Grief is all Engulfing

Day 803.

To describe how overwhelming it is to lose a child, I return to the notion of stubbing a toe.

At that moment, one can think about nothing else. There’s nothing else in one’s world at that moment. That “fuck fuck FUCK!” of stubbing one’s toe, is all there is.

It doesn’t mean you don’t like cats in that moment... but the stubbed toe overwhelms every other emotion. The pain overwhelms all other feelings and all other thoughts. 

It doesn’t mean you no longer want to go to Paris, or no longer love margaritas. That pain, that shock, becomes all engulfing in that moment, and that is all there is.

Losing a child is an extended pain of the same all-encompassing intensity that lasts for years.

Haunted by reports from surviving siblings, and how to explain the focus shift to the lost child at the expense of the surviving child, is for me the same.
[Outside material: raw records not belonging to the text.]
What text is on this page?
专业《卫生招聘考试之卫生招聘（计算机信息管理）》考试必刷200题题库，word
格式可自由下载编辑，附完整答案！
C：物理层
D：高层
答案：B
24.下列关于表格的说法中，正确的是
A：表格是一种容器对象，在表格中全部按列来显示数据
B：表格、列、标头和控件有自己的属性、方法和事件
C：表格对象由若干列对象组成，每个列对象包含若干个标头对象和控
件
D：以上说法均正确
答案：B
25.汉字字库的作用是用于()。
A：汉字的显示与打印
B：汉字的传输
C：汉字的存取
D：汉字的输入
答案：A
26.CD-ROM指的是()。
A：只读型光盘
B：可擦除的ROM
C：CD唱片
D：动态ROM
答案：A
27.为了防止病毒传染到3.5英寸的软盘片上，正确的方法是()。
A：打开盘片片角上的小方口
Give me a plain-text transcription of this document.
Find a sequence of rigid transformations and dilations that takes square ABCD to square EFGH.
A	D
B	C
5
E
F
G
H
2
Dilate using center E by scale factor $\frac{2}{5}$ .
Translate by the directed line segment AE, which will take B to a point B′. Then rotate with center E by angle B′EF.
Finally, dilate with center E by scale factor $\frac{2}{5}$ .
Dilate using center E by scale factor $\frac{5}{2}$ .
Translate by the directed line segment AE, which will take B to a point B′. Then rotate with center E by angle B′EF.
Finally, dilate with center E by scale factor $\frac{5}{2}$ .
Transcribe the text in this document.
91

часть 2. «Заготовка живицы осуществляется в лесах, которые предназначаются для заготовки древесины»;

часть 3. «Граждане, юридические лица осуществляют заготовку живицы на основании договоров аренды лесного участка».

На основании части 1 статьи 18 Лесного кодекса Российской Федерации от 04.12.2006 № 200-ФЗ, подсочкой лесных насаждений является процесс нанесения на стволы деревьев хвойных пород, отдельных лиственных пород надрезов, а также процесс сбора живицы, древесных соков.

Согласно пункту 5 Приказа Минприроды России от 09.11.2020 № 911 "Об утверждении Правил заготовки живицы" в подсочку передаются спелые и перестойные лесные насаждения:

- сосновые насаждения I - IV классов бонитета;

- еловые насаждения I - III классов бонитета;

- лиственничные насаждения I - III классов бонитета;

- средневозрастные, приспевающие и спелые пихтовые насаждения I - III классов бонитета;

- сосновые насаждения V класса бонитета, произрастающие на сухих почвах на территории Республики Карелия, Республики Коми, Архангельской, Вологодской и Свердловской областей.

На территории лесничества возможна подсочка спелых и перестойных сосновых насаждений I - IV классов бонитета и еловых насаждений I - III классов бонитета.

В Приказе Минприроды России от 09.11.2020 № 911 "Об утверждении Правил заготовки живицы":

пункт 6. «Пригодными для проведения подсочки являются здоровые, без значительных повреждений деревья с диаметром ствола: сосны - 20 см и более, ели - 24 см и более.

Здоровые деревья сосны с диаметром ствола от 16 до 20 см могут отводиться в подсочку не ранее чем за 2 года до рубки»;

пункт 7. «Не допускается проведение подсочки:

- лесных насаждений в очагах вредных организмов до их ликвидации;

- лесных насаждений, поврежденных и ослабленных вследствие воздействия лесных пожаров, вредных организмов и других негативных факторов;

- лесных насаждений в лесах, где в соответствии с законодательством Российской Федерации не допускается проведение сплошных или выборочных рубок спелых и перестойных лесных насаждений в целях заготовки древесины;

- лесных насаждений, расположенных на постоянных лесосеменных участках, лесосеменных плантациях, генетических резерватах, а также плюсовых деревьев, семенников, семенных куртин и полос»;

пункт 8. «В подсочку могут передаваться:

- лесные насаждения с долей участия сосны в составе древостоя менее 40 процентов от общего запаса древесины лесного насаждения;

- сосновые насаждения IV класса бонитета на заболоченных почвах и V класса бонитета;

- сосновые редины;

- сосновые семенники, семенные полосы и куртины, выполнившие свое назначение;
And two and half years down the line from losing Luke, despite all the good in my life, all the successful work on the lukelove project, I find myself still often drowning in the toe-stubbing pain of my loss.

It’s not always as debilitating, but it still catches me, often out of the blue, and I am sent into the depths of my pain, discarding all at once, all the good in my life, and wishing I was not here. Wishing I did not have to feel the pain of surviving my child.

But the truth is, I miss him.

I really, really miss him.

Luke had such energy. Whether he was happy, angry, sad - dancing, driving, singing... he had such an intense energy. Yes, it could be exhausting. But you knew you were alive when you were around him. He could make you laugh, infuriate you, make you proud, and the intensity of him was infectious. For better or for worse.

Missing him is just as exhausting.

I can say that this far on, I miss him more than I grieve him. So many lovely memories are left in his wake, and I find myself smiling in my memories more than sobbing. But just in case you think I am amazing, moving forward, I remind you that the dark cloud of this loss often brings me to my knees, wishing I was dead, despite all that would cost me.

Loving is hard.

Intense love for George and Adam is so grounding, but there is a desperation in my love. A desperation so intense, so pulling, that the draw to live and to die is sometimes equal.